Sussex bosses are worried the high number of GCSE and A-level passes in schools and colleges mean the exams have been made too easy.

The concerns were expressed after a senior exam marker claimed standards were being fixed because schools were shopping around for easier exams to maintain places in league tables.

Jeffrey Robinson said 12 years ago a score of 65 per cent would equal a C grade but last year just 45 per cent would get the same grade.

He said schools were under pressure from ministers to ensure 25 per cent of pupils achieved five A* to C grades within the next five years.

He claimed pupils could get a C in GCSE maths with an 18 per cent pass rate and without knowing algebra or basic maths like percentages.

Michael Evans, chairman of the Sussex branch of the Institute of Directors (IoD), said while members congratulated students on their achievements, there was a feeling that exams had been down-valued.

The A-level pass rate was 89.8 per cent this year, continuing the upward trend that began in the early Eighties.

In 1982, the figure was just 70 per cent and the number of passes at grade A went up from 12 per cent in 1990 to 18.6 per cent this year.

Mr Evans said: "We congratulate successful students and certainly don't want to discourage teachers but we believe the rising pass rates are symptomatic of endemic and rampant grade inflation.

"There is little evidence that standards are being maintained, let alone improved.

"Standards seem to be slipping and employers are finding potential recruits with fistfuls of qualifications who still lack basic employability skills.

"There is little doubt that syllabuses have been diluted over the past 20 years.

"A-levels used to be a highly discriminatory standard to identify undergraduates for a highly selective university system.

"This is no longer the case. They are now designed for an age of mass entrance into universities.

"As the university system has changed so have A-levels - they have been dumbed down.

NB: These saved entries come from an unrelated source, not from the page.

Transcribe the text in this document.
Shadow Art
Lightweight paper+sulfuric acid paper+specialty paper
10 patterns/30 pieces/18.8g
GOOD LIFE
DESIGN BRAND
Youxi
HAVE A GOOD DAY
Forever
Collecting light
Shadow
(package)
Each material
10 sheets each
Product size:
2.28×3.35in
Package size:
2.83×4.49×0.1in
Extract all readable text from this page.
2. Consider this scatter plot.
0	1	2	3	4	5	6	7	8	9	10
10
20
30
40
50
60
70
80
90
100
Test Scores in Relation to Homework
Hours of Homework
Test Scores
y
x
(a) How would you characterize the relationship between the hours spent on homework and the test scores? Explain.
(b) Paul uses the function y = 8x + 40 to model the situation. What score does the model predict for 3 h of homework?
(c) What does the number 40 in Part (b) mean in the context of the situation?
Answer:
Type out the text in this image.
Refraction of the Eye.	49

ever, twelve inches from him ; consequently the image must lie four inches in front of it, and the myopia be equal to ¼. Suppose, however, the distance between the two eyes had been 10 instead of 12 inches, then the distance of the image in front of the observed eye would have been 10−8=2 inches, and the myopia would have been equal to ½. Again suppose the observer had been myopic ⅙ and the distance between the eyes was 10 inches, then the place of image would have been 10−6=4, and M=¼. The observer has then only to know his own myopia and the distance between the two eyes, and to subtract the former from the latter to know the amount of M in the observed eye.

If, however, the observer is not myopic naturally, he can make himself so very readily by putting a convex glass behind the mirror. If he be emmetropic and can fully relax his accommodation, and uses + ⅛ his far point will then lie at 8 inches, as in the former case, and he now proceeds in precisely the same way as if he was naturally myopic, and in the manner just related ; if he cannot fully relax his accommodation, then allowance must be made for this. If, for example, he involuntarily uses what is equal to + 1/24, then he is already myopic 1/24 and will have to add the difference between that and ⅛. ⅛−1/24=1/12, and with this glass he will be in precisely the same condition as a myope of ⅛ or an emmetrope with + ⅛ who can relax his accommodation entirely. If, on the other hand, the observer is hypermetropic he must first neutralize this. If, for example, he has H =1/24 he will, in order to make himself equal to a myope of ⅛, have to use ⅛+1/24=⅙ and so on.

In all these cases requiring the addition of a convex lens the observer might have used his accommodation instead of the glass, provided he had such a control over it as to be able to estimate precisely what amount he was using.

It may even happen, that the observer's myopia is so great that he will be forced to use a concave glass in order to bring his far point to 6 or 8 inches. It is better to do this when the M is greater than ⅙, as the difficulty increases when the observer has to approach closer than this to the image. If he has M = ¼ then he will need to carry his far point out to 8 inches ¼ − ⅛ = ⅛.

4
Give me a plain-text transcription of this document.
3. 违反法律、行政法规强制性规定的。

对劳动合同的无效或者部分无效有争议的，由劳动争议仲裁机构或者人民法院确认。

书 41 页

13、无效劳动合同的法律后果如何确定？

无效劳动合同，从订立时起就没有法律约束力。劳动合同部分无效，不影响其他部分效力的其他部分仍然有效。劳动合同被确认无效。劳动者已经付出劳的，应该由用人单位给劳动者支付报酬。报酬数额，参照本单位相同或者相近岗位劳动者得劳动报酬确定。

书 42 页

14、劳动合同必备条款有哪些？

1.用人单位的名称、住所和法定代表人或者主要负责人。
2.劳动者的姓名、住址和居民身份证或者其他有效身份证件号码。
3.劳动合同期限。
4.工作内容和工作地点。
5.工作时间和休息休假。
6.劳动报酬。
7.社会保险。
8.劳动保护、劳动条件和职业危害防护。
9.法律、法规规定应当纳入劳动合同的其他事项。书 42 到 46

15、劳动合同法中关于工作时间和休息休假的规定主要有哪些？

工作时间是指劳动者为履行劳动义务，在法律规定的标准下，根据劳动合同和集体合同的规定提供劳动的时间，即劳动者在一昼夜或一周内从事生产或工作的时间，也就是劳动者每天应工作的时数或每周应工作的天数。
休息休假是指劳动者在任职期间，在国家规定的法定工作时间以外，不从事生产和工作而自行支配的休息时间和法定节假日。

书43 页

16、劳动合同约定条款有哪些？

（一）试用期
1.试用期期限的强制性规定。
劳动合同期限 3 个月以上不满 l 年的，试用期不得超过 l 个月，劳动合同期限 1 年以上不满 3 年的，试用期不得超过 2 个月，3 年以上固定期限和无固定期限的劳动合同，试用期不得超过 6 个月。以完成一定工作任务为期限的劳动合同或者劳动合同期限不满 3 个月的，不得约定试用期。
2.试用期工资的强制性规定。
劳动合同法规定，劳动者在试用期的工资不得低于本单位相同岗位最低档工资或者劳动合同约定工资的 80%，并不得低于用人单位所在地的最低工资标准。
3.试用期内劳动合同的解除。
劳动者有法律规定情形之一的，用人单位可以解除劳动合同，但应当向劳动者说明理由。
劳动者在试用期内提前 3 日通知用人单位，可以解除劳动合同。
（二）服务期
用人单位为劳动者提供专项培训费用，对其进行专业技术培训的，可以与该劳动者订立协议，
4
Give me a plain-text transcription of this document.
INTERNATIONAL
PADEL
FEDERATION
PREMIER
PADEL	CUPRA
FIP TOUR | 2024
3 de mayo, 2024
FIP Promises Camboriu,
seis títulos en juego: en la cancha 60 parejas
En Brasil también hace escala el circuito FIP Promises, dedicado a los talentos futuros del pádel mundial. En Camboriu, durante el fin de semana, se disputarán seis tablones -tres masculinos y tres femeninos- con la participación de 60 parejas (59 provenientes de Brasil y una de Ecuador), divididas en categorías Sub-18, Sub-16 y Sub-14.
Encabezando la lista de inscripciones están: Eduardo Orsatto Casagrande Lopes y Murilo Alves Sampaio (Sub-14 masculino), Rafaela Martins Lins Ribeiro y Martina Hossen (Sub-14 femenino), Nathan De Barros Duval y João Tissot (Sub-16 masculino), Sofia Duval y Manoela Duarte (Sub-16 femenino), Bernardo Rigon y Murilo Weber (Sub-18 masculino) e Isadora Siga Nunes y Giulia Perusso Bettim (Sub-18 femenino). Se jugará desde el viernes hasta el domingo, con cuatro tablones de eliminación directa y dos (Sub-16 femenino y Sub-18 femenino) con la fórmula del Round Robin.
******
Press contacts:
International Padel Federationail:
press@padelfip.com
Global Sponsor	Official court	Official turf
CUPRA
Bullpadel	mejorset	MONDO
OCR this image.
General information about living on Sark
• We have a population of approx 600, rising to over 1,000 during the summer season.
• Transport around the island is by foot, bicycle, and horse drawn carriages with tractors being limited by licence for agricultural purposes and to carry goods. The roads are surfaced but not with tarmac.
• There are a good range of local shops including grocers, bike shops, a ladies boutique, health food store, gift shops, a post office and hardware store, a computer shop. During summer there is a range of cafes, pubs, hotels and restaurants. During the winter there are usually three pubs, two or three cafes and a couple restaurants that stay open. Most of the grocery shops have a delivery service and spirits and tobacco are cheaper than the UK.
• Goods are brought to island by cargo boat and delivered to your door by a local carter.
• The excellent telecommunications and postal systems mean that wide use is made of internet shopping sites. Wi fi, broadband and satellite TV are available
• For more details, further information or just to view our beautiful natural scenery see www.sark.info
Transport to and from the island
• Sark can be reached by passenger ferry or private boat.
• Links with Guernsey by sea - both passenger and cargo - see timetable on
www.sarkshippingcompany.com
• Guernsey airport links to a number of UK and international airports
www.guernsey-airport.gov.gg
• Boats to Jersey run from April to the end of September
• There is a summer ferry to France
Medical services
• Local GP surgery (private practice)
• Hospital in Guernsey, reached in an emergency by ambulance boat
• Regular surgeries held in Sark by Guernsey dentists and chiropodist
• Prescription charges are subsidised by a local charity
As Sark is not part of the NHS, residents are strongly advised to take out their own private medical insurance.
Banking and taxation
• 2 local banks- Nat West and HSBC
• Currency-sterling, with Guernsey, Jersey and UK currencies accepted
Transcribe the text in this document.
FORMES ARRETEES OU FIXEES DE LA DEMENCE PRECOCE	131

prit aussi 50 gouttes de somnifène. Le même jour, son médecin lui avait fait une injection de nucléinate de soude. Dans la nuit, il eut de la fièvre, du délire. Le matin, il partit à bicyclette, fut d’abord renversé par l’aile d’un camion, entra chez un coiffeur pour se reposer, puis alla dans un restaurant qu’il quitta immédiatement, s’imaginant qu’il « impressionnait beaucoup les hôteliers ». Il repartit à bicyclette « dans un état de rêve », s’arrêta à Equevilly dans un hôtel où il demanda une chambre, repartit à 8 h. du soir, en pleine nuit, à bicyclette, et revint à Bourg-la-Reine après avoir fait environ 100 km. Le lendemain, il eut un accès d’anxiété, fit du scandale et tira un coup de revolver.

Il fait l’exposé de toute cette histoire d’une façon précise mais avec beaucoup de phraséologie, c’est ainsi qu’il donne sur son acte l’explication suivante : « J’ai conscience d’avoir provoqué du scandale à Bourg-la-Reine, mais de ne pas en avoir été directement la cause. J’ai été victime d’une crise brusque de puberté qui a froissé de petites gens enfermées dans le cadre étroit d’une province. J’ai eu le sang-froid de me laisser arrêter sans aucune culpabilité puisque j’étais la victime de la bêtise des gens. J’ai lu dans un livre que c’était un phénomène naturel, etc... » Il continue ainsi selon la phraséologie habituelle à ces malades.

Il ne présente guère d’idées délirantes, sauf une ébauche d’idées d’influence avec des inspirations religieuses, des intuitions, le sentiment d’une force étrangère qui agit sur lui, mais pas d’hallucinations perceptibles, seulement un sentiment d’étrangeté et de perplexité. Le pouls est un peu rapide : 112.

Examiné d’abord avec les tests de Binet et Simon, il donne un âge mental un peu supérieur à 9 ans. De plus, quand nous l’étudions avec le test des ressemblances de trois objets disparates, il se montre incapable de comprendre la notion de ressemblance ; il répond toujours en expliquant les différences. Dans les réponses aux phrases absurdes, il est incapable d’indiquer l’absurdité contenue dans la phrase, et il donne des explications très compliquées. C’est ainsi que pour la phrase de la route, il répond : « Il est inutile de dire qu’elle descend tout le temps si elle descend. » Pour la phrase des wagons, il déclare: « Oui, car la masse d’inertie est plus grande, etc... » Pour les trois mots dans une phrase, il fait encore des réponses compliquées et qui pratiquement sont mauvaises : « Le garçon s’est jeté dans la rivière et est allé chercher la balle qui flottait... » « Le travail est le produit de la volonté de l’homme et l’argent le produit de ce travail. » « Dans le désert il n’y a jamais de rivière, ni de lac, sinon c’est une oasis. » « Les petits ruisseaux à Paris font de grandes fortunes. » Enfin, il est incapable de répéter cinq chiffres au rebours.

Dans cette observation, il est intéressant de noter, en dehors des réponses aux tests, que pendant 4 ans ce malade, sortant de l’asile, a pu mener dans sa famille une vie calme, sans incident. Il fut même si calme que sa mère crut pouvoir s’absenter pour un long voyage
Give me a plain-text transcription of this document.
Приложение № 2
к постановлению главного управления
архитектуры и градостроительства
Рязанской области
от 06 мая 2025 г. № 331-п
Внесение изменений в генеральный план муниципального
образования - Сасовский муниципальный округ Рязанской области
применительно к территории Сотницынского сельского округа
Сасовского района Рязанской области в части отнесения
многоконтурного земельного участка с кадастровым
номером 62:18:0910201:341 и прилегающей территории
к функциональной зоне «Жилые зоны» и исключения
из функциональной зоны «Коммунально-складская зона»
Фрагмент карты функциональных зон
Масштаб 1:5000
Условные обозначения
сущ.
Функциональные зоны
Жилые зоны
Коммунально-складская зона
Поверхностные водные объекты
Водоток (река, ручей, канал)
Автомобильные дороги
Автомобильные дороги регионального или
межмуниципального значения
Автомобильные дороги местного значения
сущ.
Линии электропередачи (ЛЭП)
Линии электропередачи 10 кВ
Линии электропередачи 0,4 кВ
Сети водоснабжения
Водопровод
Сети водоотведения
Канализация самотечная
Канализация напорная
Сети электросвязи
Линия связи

The induction of the Advanced Extension Awards is an admission that A-levels are not what they were."

But the IoD feels the debate about whether standards has fallen is leading nowhere.

Mr Evans said: "We have some very good schools in Sussex but there is a need for a thorough review of our secondary schooling.

"The tendency for an increasing number of pupils to take GCSEs early is one more sign that GCSEs don't stretch academically-inclined children when taken at 16.

"The gender gap, although it is closing, is still worryingly high.

"There have been attempts to develop a vocational pathway in schools but much still needs to be done. We need to develop a respected and challenging vocational pathway, as, for example, in Germany.

"Such a pathway would have the added advantage of reducing boys' disaffection with schooling.

"Then we could toughen up the academic pathway, making it more demanding for academically-inclined children."

Former chief inspector of schools Chris Woodhead said the Government should take the allegations of falling examination standards seriously.